Adam oğlunun odasının önünden geçerken hayretle bakakaldı. Yatağı
güzelce toplanmıştı ve odası hiç olmadığı kadar derli toplu
görünüyordu. Sonra adam yastığın üzerine bırakılmış mektup zarfını
farketti. Üzerinde -Babama- yazıyordu. Aklından geçen bin bir kötü
düşünceyle mektup zarfını açtı ve titreyen elleriyle mektubu okudu:
Sevgili baba;
Sana bu satırları derin bir pişmanlık ve üzüntü içinde yazıyorum.
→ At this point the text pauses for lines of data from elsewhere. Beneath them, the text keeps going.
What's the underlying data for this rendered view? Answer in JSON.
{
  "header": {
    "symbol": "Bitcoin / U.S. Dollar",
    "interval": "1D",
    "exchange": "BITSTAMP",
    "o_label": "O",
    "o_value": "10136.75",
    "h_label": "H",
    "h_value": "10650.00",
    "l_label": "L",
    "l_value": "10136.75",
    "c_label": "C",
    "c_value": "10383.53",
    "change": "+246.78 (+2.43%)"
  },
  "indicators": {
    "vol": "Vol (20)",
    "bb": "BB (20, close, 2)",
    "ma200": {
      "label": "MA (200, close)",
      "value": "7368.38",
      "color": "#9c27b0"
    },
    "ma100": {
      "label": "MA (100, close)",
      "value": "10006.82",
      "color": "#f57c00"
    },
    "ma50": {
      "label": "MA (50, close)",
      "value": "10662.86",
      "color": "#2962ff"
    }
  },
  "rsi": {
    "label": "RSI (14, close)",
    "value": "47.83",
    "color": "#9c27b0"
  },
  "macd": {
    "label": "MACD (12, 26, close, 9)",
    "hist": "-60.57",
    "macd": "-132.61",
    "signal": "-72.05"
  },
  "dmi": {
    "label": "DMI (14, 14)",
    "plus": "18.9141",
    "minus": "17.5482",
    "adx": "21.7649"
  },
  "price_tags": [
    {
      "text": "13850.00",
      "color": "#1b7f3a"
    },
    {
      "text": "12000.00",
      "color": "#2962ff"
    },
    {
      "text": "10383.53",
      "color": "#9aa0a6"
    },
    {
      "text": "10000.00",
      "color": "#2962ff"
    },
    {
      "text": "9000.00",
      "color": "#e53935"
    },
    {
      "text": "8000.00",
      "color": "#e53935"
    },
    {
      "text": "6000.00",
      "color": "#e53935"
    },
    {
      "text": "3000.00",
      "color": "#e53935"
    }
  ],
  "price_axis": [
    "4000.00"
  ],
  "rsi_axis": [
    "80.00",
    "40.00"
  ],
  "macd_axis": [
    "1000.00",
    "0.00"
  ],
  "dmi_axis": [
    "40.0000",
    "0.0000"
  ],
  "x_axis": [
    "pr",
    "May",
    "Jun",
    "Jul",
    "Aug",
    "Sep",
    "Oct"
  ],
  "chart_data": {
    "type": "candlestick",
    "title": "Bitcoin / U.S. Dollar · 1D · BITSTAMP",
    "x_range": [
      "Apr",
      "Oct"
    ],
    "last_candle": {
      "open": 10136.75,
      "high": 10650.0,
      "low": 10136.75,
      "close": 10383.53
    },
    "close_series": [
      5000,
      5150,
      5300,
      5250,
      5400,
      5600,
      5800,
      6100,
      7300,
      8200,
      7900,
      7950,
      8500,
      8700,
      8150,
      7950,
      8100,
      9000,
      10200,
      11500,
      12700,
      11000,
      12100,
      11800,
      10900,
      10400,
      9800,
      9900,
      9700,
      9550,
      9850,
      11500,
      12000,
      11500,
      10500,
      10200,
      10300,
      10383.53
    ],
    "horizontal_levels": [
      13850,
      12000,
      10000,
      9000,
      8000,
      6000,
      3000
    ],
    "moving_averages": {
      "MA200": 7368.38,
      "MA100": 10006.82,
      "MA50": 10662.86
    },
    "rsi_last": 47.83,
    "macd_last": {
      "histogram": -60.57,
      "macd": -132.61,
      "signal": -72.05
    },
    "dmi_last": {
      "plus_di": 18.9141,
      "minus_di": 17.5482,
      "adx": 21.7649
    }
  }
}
Kız
arkadaşımla kaçmak zorundaydım çünkü seni ve annemi yaşanacak
rezaletten uzak tutmak istedim. Gerçek tutku ve aşkı ben Joanla buldum
ve o öyle tatlı ki anlatamam…
Şunu biliyordum siz onun vücudunun her yerine taktığı küpeleri,derisine
işlettiği dövmeleri, kendine has o çılgın giyim tarzını asla ama asla
onaylamayacaktınız ve tabi benden çok büyük olmasıda bir sorundu. Fakat
benim için bunlar değildi gerçek tutku ve gerçek aşk… Baba Joan hamile!
Joanın dediğine göre çok mutlu olacağız. Ormanda kendine ait bir
karavanı ve tüm kış yetecek kadarda yakacağı var. Bir sürü çocuğa sahip
olma düşüncesi rüyalarımızı süslüyor.
Joan benim gözlerimi esrar gerçeğine açtı ve artık biliyorum ki esrar
kimseye zarar vermez. Esrar yetiştirecek ve insanlara pazarlayacağız ve
yine bu sayede ihtiyacımız olan kokoin ve ekstaziye ulaşacağız.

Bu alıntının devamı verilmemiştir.